It wasn't hard back then.. I wasn't at the receiving end. It was a long time ago when mam had posed the question. I hadn't bothered to answer then.
We were in English class, madly completing our Chemistry homework. And we were in English class, and there was pending work for English as well. Our English mam was one of the nicest teachers we ever had. Perhaps the nicest. If there was anyone in class who didn't like her, I didn't know.
Yet there we all were, madly completing our Chemistry assignments.
So the question was why. As our gentle, sweet and much loved English mam asked why, someone piped up - Chemistry sir will beat us, you won't.
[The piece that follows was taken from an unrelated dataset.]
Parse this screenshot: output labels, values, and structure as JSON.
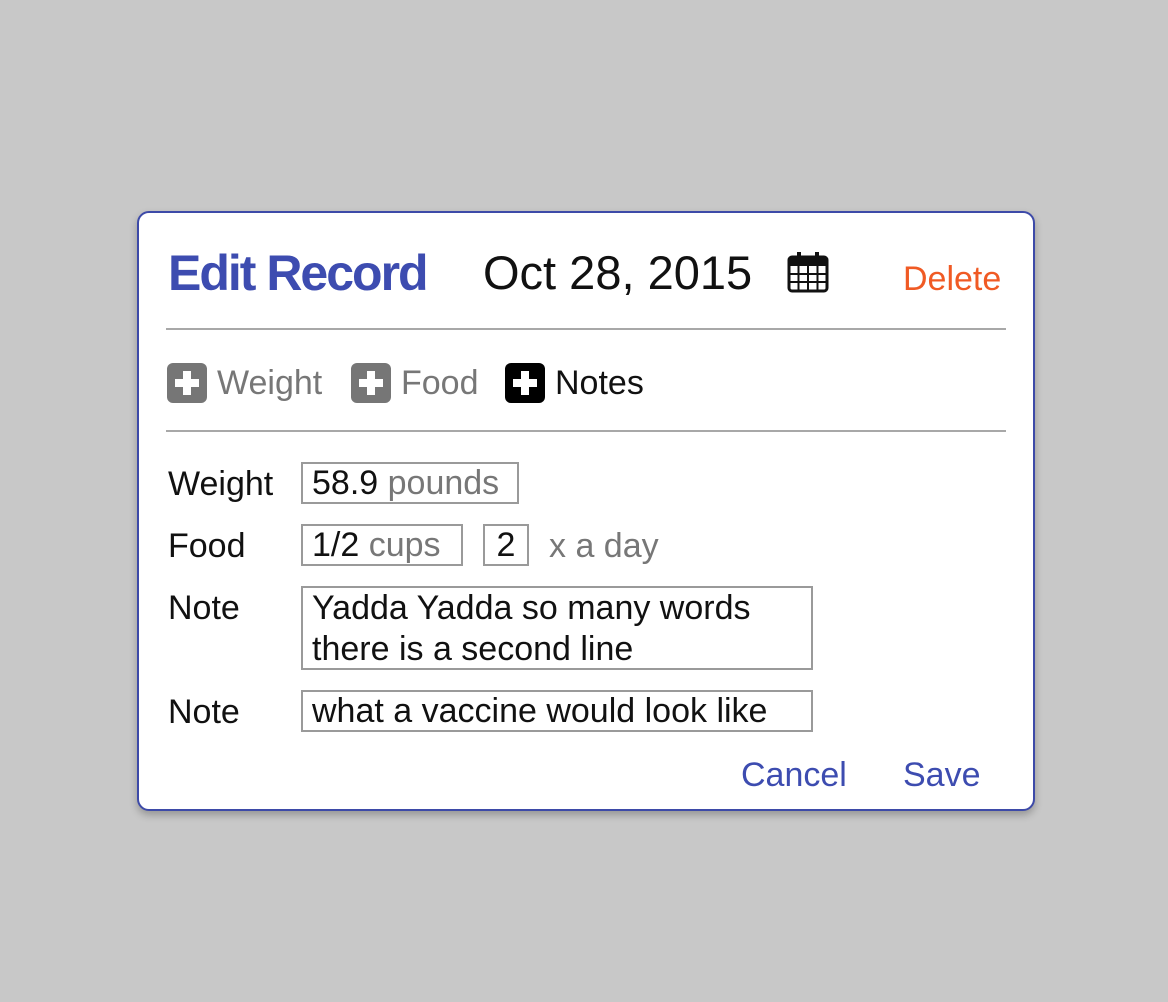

I remember feeling wierd as someone stated the obvious. I also remember mam asking, 'thats rather sad you know. What does that say about us as human beings..''
The question trailed away unanswered, if fear is a bigger motivator than love.. then why love at all?
All these years I'd forgotten that question. Until today. I'd sat crying for something, wondering why I couldn't get it.. wasn't I loved enough? And then , poof, all of a suddenly, I did get it, and it stuck suddenly stuck me that it was probably done out of fear, rather than love.
So here I am, wondering all over again , if fear is the bigger motivator.. if cracking the whip is more likely to get things done than love ever is.. why do we bother at all. Why indeed?
All I know is that then I wasn't at the receiving end, and somehow it hurts a great deal more to be at the receiving end.